With these points in mind, I offer you ten reasons why you might want to fire your therapist and move on. Therapists can be male or female, and so you should read “he or she” for every gendered pronoun below.

1. He doesn’t listen. Maybe he interrupts to pontificate. Maybe he doesn’t make eye contact. Or he doesn’t acknowledge your words or ask questions to understand better. For whatever reason, you feel that you are not being heard.

2. He doesn’t speak. He sits in silence or occasionally says only, “How did that make you feel?” or “I see.” He comes across like a robot.

3. He tells you what’s wrong with you. There are no valid, reliable diagnoses for most forms of unhappiness. We can’t spot the broken bone or zap the virus. Symptoms are not causes, and some symptoms seem to come with every malady. Flaws and all, your messy emotions are the kit with which you were born. You can learn to work with it, and you can improve your daily life so that you function better, using your strengths to combat your weaknesses as most of us do. This approach is quite practical. Few of us need more criticism or negativity. We benefit more from learning what’s right with us.

4. He blames you for your children’s problems. Unless you assaulted your child, the only way you can establish your culpability is by rewinding the tape, making changes in your parenting, and paying the tape forward again to see whether the kid turns out differently. Parents lose control over their offspring minute by minute after birth. Your child is separate from you, not an extension of you. The kid’s thoughts, feelings, or behavior occur independent of you, no matter how you feel about them. Don’t blame yourself for things you can’t control.

5. You don’t like him. Your therapist is your consultant. You or your insurance pays for his services. Never keep on your provider team anyone you don’t like and respect.

6. He doesn’t like you. If he doesn’t like you, you probably won’t like him. (See above.) If he doesn’t seem to like you, you will also be reluctant to believe what he says. Do we ever enjoy spending time with people who don’t like us? Probably not.

7. He always wants to talk about the past. Some therapists are big on “insight.” They will tell you that you keep doing such-and-such because your mother this-and-thatted. They will attribute your bad habits to things that happened long ago. But God alone has the truth in most such matters, and He isn’t divulging it. Generally speaking, the reason why you do one thing or another isn’t worth much, although it may help you believe that you are rational and life is orderly. The real point is not why but how—what you can do to come unstuck.

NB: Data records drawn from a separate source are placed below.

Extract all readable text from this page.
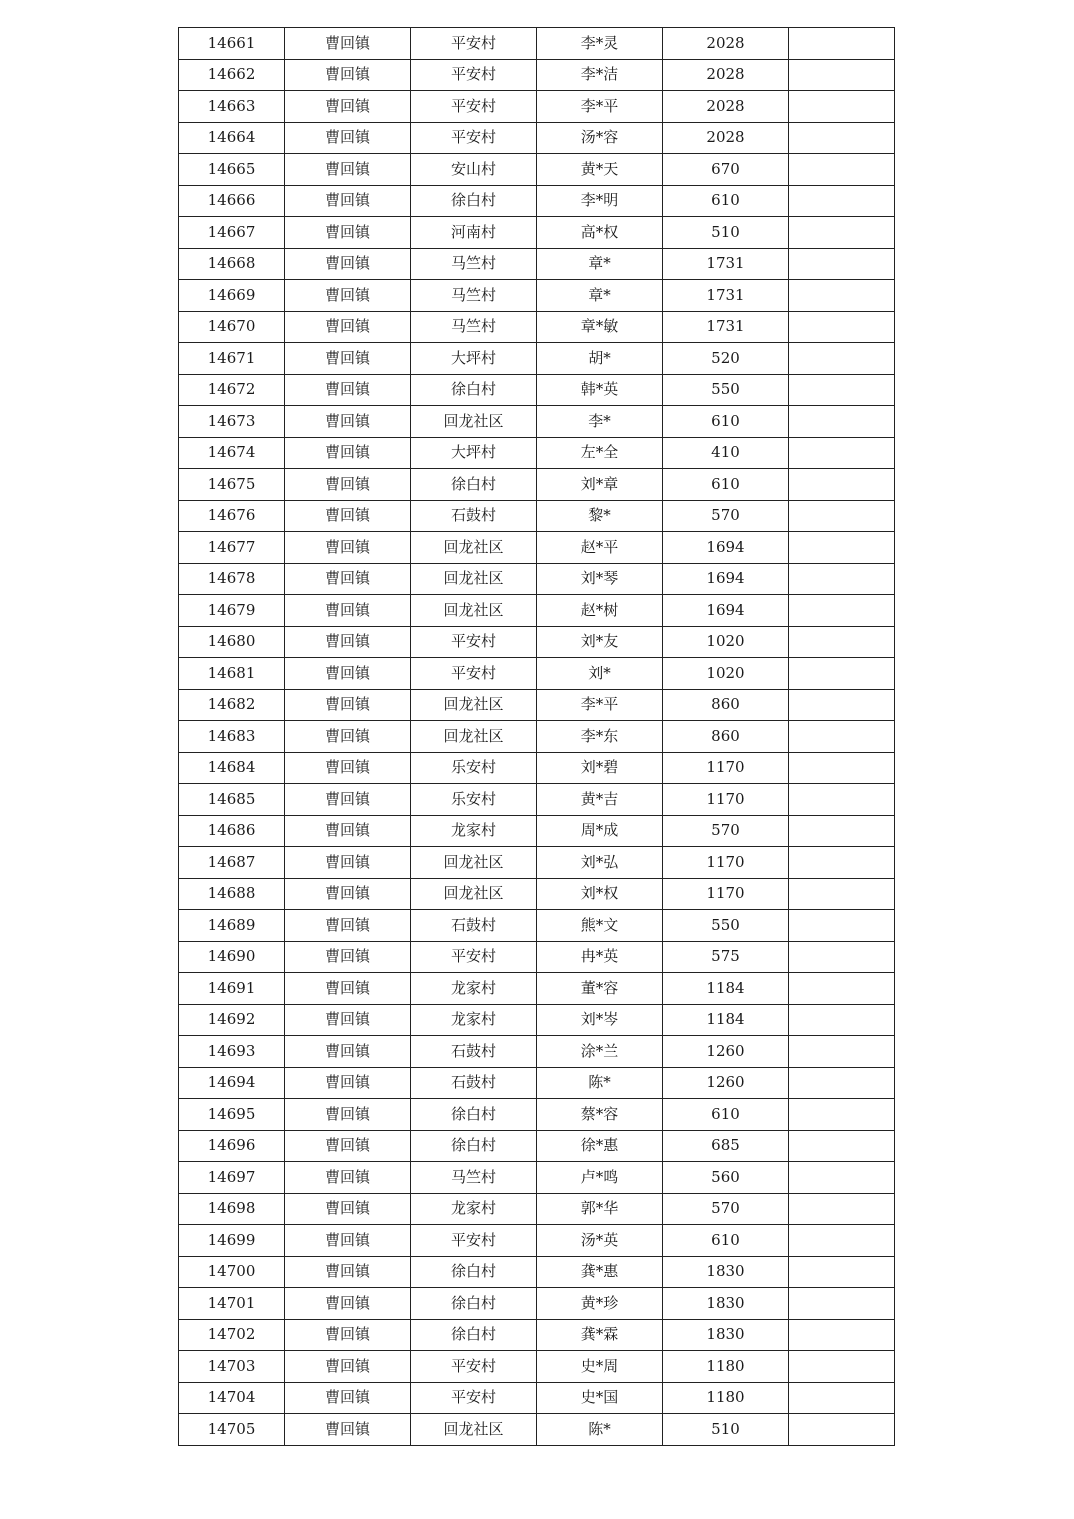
14661	曹回镇	平安村	李*灵	2028	
14662	曹回镇	平安村	李*洁	2028	
14663	曹回镇	平安村	李*平	2028	
14664	曹回镇	平安村	汤*容	2028	
14665	曹回镇	安山村	黄*天	670	
14666	曹回镇	徐白村	李*明	610	
14667	曹回镇	河南村	高*权	510	
14668	曹回镇	马竺村	章*	1731	
14669	曹回镇	马竺村	章*	1731	
14670	曹回镇	马竺村	章*敏	1731	
14671	曹回镇	大坪村	胡*	520	
14672	曹回镇	徐白村	韩*英	550	
14673	曹回镇	回龙社区	李*	610	
14674	曹回镇	大坪村	左*全	410	
14675	曹回镇	徐白村	刘*章	610	
14676	曹回镇	石鼓村	黎*	570	
14677	曹回镇	回龙社区	赵*平	1694	
14678	曹回镇	回龙社区	刘*琴	1694	
14679	曹回镇	回龙社区	赵*树	1694	
14680	曹回镇	平安村	刘*友	1020	
14681	曹回镇	平安村	刘*	1020	
14682	曹回镇	回龙社区	李*平	860	
14683	曹回镇	回龙社区	李*东	860	
14684	曹回镇	乐安村	刘*碧	1170	
14685	曹回镇	乐安村	黄*吉	1170	
14686	曹回镇	龙家村	周*成	570	
14687	曹回镇	回龙社区	刘*弘	1170	
14688	曹回镇	回龙社区	刘*权	1170	
14689	曹回镇	石鼓村	熊*文	550	
14690	曹回镇	平安村	冉*英	575	
14691	曹回镇	龙家村	董*容	1184	
14692	曹回镇	龙家村	刘*岑	1184	
14693	曹回镇	石鼓村	涂*兰	1260	
14694	曹回镇	石鼓村	陈*	1260	
14695	曹回镇	徐白村	蔡*容	610	
14696	曹回镇	徐白村	徐*惠	685	
14697	曹回镇	马竺村	卢*鸣	560	
14698	曹回镇	龙家村	郭*华	570	
14699	曹回镇	平安村	汤*英	610	
14700	曹回镇	徐白村	龚*惠	1830	
14701	曹回镇	徐白村	黄*珍	1830	
14702	曹回镇	徐白村	龚*霖	1830	
14703	曹回镇	平安村	史*周	1180	
14704	曹回镇	平安村	史*国	1180	
14705	曹回镇	回龙社区	陈*	510	
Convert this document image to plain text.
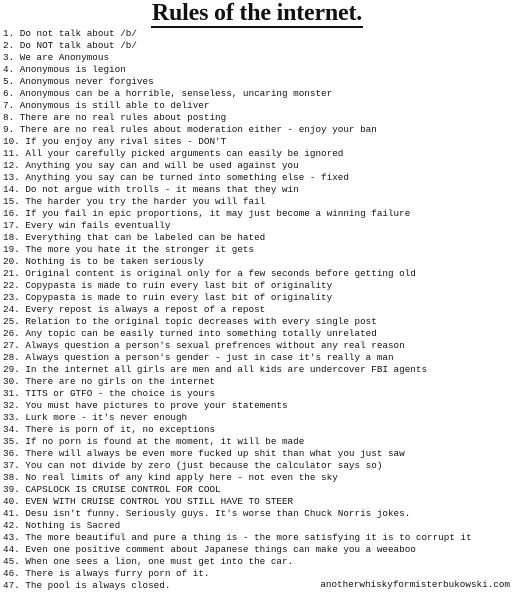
Rules of the internet.
1. Do not talk about /b/
2. Do NOT talk about /b/
3. We are Anonymous
4. Anonymous is legion
5. Anonymous never forgives
6. Anonymous can be a horrible, senseless, uncaring monster
7. Anonymous is still able to deliver
8. There are no real rules about posting
9. There are no real rules about moderation either - enjoy your ban
10. If you enjoy any rival sites - DON'T
11. All your carefully picked arguments can easily be ignored
12. Anything you say can and will be used against you
13. Anything you say can be turned into something else - fixed
14. Do not argue with trolls - it means that they win
15. The harder you try the harder you will fail
16. If you fail in epic proportions, it may just become a winning failure
17. Every win fails eventually
18. Everything that can be labeled can be hated
19. The more you hate it the stronger it gets
20. Nothing is to be taken seriously
21. Original content is original only for a few seconds before getting old
22. Copypasta is made to ruin every last bit of originality
23. Copypasta is made to ruin every last bit of originality
24. Every repost is always a repost of a repost
25. Relation to the original topic decreases with every single post
26. Any topic can be easily turned into something totally unrelated
27. Always question a person's sexual prefrences without any real reason
28. Always question a person's gender - just in case it's really a man
29. In the internet all girls are men and all kids are undercover FBI agents
30. There are no girls on the internet
31. TITS or GTFO - the choice is yours
32. You must have pictures to prove your statements
33. Lurk more - it's never enough
34. There is porn of it, no exceptions
35. If no porn is found at the moment, it will be made
36. There will always be even more fucked up shit than what you just saw
37. You can not divide by zero (just because the calculator says so)
38. No real limits of any kind apply here - not even the sky
39. CAPSLOCK IS CRUISE CONTROL FOR COOL
40. EVEN WITH CRUISE CONTROL YOU STILL HAVE TO STEER
41. Desu isn't funny. Seriously guys. It's worse than Chuck Norris jokes.
42. Nothing is Sacred
43. The more beautiful and pure a thing is - the more satisfying it is to corrupt it
44. Even one positive comment about Japanese things can make you a weeaboo
45. When one sees a lion, one must get into the car.
46. There is always furry porn of it.
47. The pool is always closed.	anotherwhiskyformisterbukowski.com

8. He tells you what to do. You don’t want a therapist to tell you to scrap your spouse, tell off your mother-in-law, or quit your job unless—and the therapist should be clear with you about this—the therapist believes you are saying you want to do these things. The therapist must not substitute his judgment for yours. It is better for him to help you hear your own voice, to start noticing the options and opportunities that appeal to you. He can probably help you find ways to explore these.

9. He doesn’t tell you what to do. By the same token you don’t want the therapist simply to parrot your words to him. You want him to do more than listen. He might offer a different perspective. Or he could suggest next steps and different strategies to pursue. The object is not to tell the client what to do next but to tell the client how to know for him- or herself what to do.

10. Therapy never ends. The nearest real-life analogue to the therapist-client relationship is the parent-child relationship. The object of therapy is properly support, encouragement, and guidance in correcting course so that you—not managed care, your family, or the therapist—are satisfied with your life.

You want to feel that you are again moving forward purposefully toward your goals. Once you are past the roadblocks, there are better places than therapy to look for friendship, affection, and a listening ear. Your therapist should be making a cameo appearance in your life.